China syndromeThe (evolving) art of war

By Peter Dizikes

Published 9 May 2019

In 1969, the Soviet Union moved troops and military equipment to its border with China, escalating tensions between the communist Cold War powers. In response, China created a new military strategy of “active defense” to repel an invading force near the border. There was just one catch: China did not actually implement its new strategy until 1980.

Chinese military still slow to adapt because of political considerations // Source: defense.gov

In 1969, the Soviet Union moved troops and military equipment to its border with China, escalating tensions between the communist Cold War powers. In response, China created a new military strategy of “active defense” to repel an invading force near the border. There was just one catch: China did not actually implement its new strategy until 1980.

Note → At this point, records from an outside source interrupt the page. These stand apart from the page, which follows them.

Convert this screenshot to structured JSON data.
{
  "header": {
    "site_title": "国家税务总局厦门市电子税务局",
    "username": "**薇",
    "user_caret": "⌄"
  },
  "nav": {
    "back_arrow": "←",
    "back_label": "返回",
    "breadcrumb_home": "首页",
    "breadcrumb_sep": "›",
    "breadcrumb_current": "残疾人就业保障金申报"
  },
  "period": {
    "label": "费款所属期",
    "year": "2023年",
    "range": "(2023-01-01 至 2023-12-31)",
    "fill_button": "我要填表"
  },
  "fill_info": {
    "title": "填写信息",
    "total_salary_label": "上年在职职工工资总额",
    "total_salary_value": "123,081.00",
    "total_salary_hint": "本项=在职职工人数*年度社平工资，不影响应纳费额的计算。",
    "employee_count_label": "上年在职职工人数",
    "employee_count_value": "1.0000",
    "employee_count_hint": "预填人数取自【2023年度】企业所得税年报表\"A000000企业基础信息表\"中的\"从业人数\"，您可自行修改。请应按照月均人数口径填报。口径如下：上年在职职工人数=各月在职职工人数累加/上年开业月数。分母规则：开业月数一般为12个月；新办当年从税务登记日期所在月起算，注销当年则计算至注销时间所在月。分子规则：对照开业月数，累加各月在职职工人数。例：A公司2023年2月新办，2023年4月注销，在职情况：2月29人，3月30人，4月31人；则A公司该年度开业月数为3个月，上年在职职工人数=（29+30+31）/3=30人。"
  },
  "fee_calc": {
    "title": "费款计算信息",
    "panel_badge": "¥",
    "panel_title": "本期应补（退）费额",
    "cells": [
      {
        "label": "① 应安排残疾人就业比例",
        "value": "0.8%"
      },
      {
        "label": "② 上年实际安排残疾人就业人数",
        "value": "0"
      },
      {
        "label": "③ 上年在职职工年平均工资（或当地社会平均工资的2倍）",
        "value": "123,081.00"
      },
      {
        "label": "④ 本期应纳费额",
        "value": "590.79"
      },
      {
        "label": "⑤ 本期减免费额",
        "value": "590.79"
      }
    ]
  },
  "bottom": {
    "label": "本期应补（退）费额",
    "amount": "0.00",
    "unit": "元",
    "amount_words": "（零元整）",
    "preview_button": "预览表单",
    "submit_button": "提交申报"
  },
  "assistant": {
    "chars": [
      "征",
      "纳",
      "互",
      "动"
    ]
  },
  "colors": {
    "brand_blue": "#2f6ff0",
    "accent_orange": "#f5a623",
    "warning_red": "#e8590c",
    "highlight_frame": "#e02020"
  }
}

Which raises a question: How could China have taken a full decade before shifting its military posture in the face of an apparent threat to its existence?

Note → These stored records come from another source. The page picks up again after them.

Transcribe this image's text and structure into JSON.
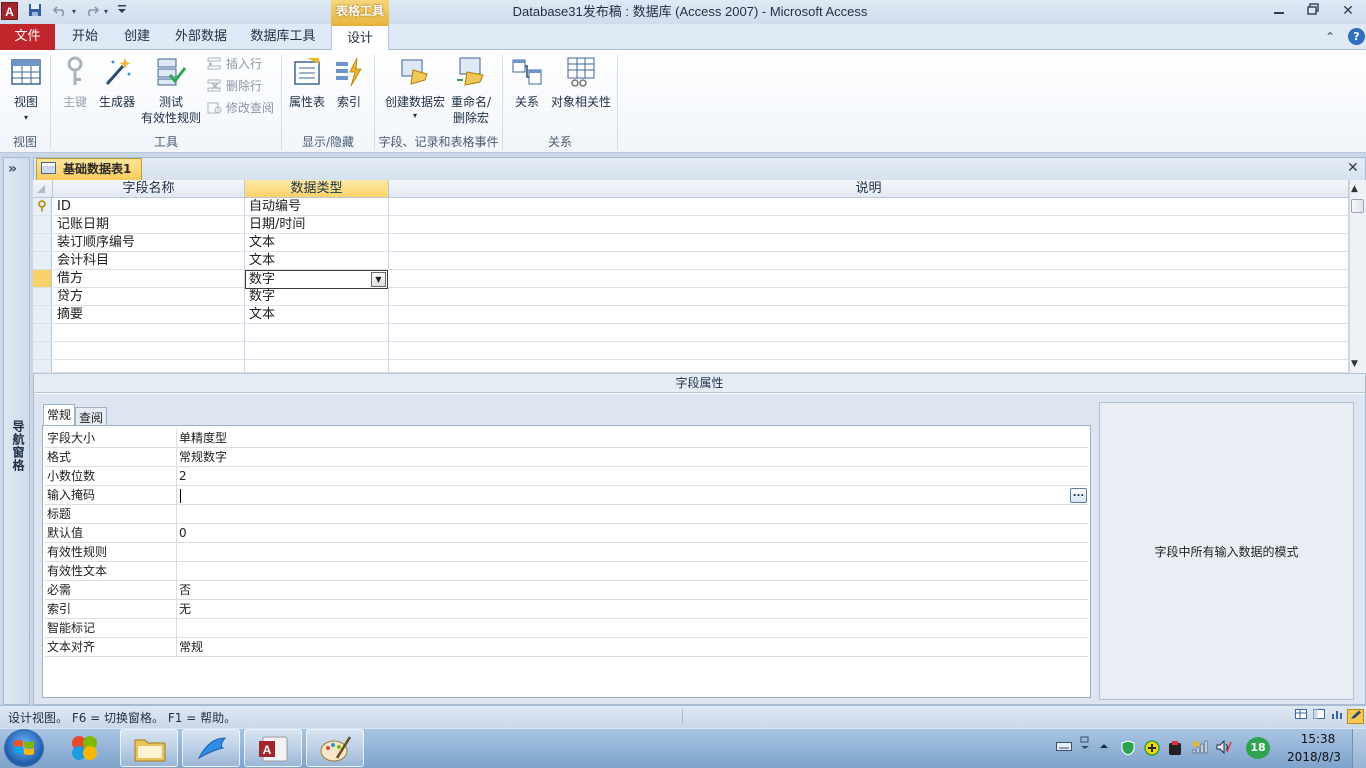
{
  "window": {
    "app_icon": "A",
    "title": "Database31发布稿 : 数据库 (Access 2007)  -  Microsoft Access",
    "context_tab_header": "表格工具",
    "minimize": "▭",
    "restore": "⧉",
    "close": "✕"
  },
  "qat": {
    "dropdown": "▾"
  },
  "ribbon": {
    "tabs": [
      "文件",
      "开始",
      "创建",
      "外部数据",
      "数据库工具",
      "设计"
    ],
    "active_tab": "设计",
    "minimize_glyph": "⌃",
    "help_glyph": "?",
    "groups": {
      "view": {
        "label": "视图",
        "button": "视图",
        "dropdown": "▾"
      },
      "tools": {
        "label": "工具",
        "primary_key": "主键",
        "builder": "生成器",
        "test_rules_line1": "测试",
        "test_rules_line2": "有效性规则",
        "insert_rows": "插入行",
        "delete_rows": "删除行",
        "modify_lookups": "修改查阅"
      },
      "show_hide": {
        "label": "显示/隐藏",
        "property_sheet": "属性表",
        "indexes": "索引"
      },
      "events": {
        "label": "字段、记录和表格事件",
        "create_macro": "创建数据宏",
        "create_macro_dropdown": "▾",
        "rename_macro_line1": "重命名/",
        "rename_macro_line2": "删除宏"
      },
      "relationships": {
        "label": "关系",
        "relationships": "关系",
        "dependencies": "对象相关性"
      }
    }
  },
  "nav_pane": {
    "toggle": "»",
    "label": "导航窗格"
  },
  "document": {
    "tab_title": "基础数据表1",
    "close_glyph": "✕",
    "grid": {
      "headers": {
        "field_name": "字段名称",
        "data_type": "数据类型",
        "description": "说明"
      },
      "rows": [
        {
          "name": "ID",
          "type": "自动编号",
          "key": true
        },
        {
          "name": "记账日期",
          "type": "日期/时间"
        },
        {
          "name": "装订顺序编号",
          "type": "文本"
        },
        {
          "name": "会计科目",
          "type": "文本"
        },
        {
          "name": "借方",
          "type": "数字",
          "current": true
        },
        {
          "name": "贷方",
          "type": "数字"
        },
        {
          "name": "摘要",
          "type": "文本"
        }
      ],
      "combo_arrow": "▼",
      "scroll_up": "▲",
      "scroll_down": "▼"
    },
    "field_properties": {
      "band_title": "字段属性",
      "tabs": [
        "常规",
        "查阅"
      ],
      "rows": [
        {
          "name": "字段大小",
          "value": "单精度型"
        },
        {
          "name": "格式",
          "value": "常规数字"
        },
        {
          "name": "小数位数",
          "value": "2"
        },
        {
          "name": "输入掩码",
          "value": ""
        },
        {
          "name": "标题",
          "value": ""
        },
        {
          "name": "默认值",
          "value": "0"
        },
        {
          "name": "有效性规则",
          "value": ""
        },
        {
          "name": "有效性文本",
          "value": ""
        },
        {
          "name": "必需",
          "value": "否"
        },
        {
          "name": "索引",
          "value": "无"
        },
        {
          "name": "智能标记",
          "value": ""
        },
        {
          "name": "文本对齐",
          "value": "常规"
        }
      ],
      "builder_button": "...",
      "hint": "字段中所有输入数据的模式"
    }
  },
  "status_bar": {
    "text": "设计视图。   F6 = 切换窗格。   F1 = 帮助。"
  },
  "taskbar": {
    "tray_badge": "18",
    "time": "15:38",
    "date": "2018/8/3"
  },
  "colors": {
    "file_tab": "#c0272d",
    "context_accent": "#e9b640",
    "current_row": "#f9d267"
  }
}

>“It really comes down to the politics of the Cultural Revolution,” says Taylor Fravel, a professor of political science at MIT and an expert in Chinese foreign policy and military thinking. “China was consumed with internal political upheaval.”

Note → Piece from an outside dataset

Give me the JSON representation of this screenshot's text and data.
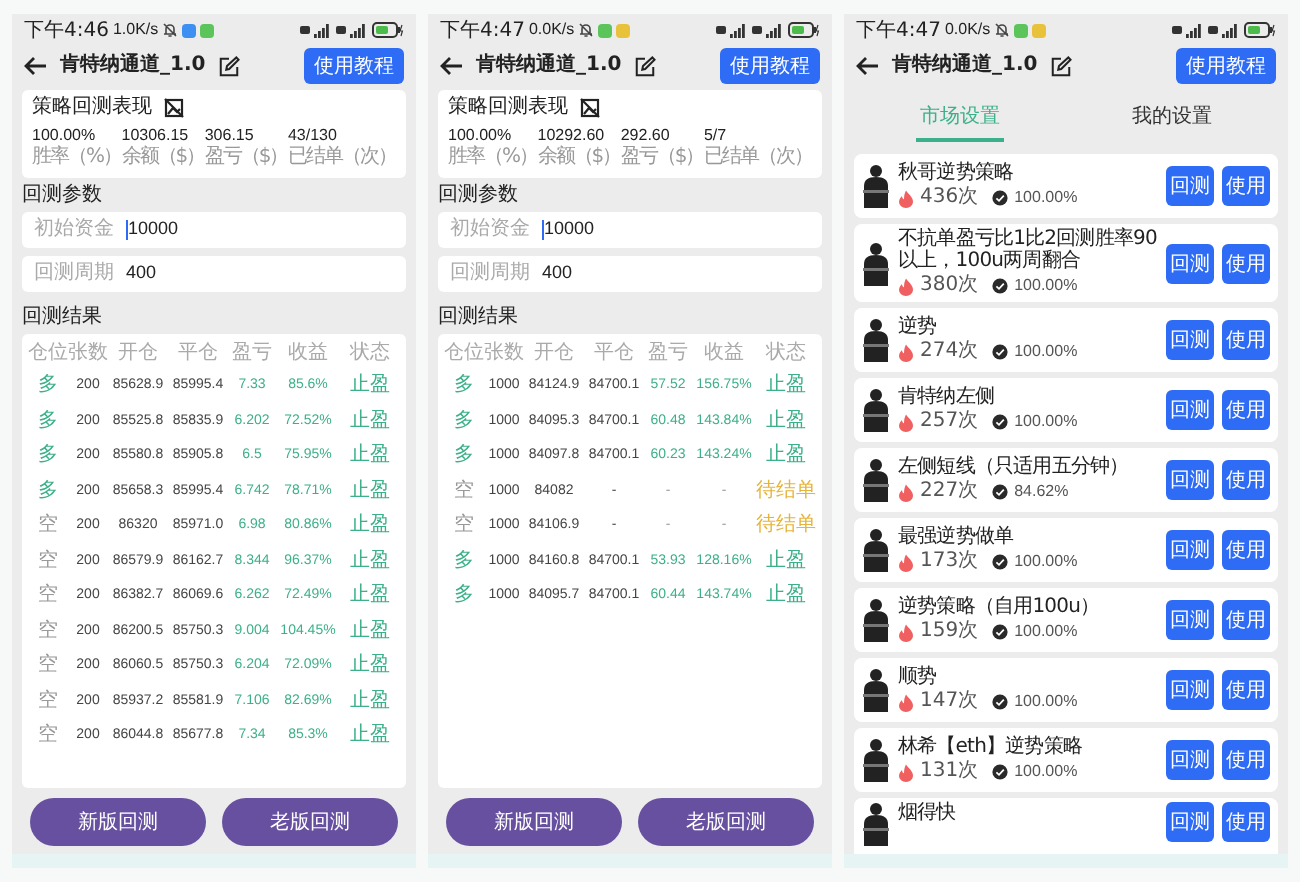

That is, through the mid-1970s, leader Mao Zedong and his hardline allies sought to impose their own visions of politics and society on the country. Those internal divisions, and the extraordinary political strife accompanying them, kept China from addressing its external threats — even though it might sorely have needed a new strategy at the time.

Indeed, Fravel believes, every major change in Chinese military strategy since 1949 — and there have been a few — has occurred in the same set of circumstances. Each time, the Chinese have recognized that global changes in warfare have occurred, but they have required political unity in Beijing to implement those changes. To understand the military thinking of one of the world’s superpowers, then, we need to understand its domestic politics.

Fravel has synthesized these observations in a new book, “Active Defense: China’s Military Strategy since 1949,” published by Princeton University Press. The book offers a uniquely thorough history of modern Chinese military thinking, a subject that many observers have regarded as inscrutable.

“One way to understand how great powers think about the use of military force is to examine their [formal] military strategy,” Fravel notes. “In this respect, China has not been studied as thoroughly or systematically as the other great powers.”

Rethinking Mao
Fravel’s book examines military thinking during the entire length of the People’s Republic of China, dating to 1949, when Mao led the communist takeover of the country. China was not at that point regarded as a serious military power, although Fravel notes that the country’s leaders were giving the idea of becoming one serious thought back then.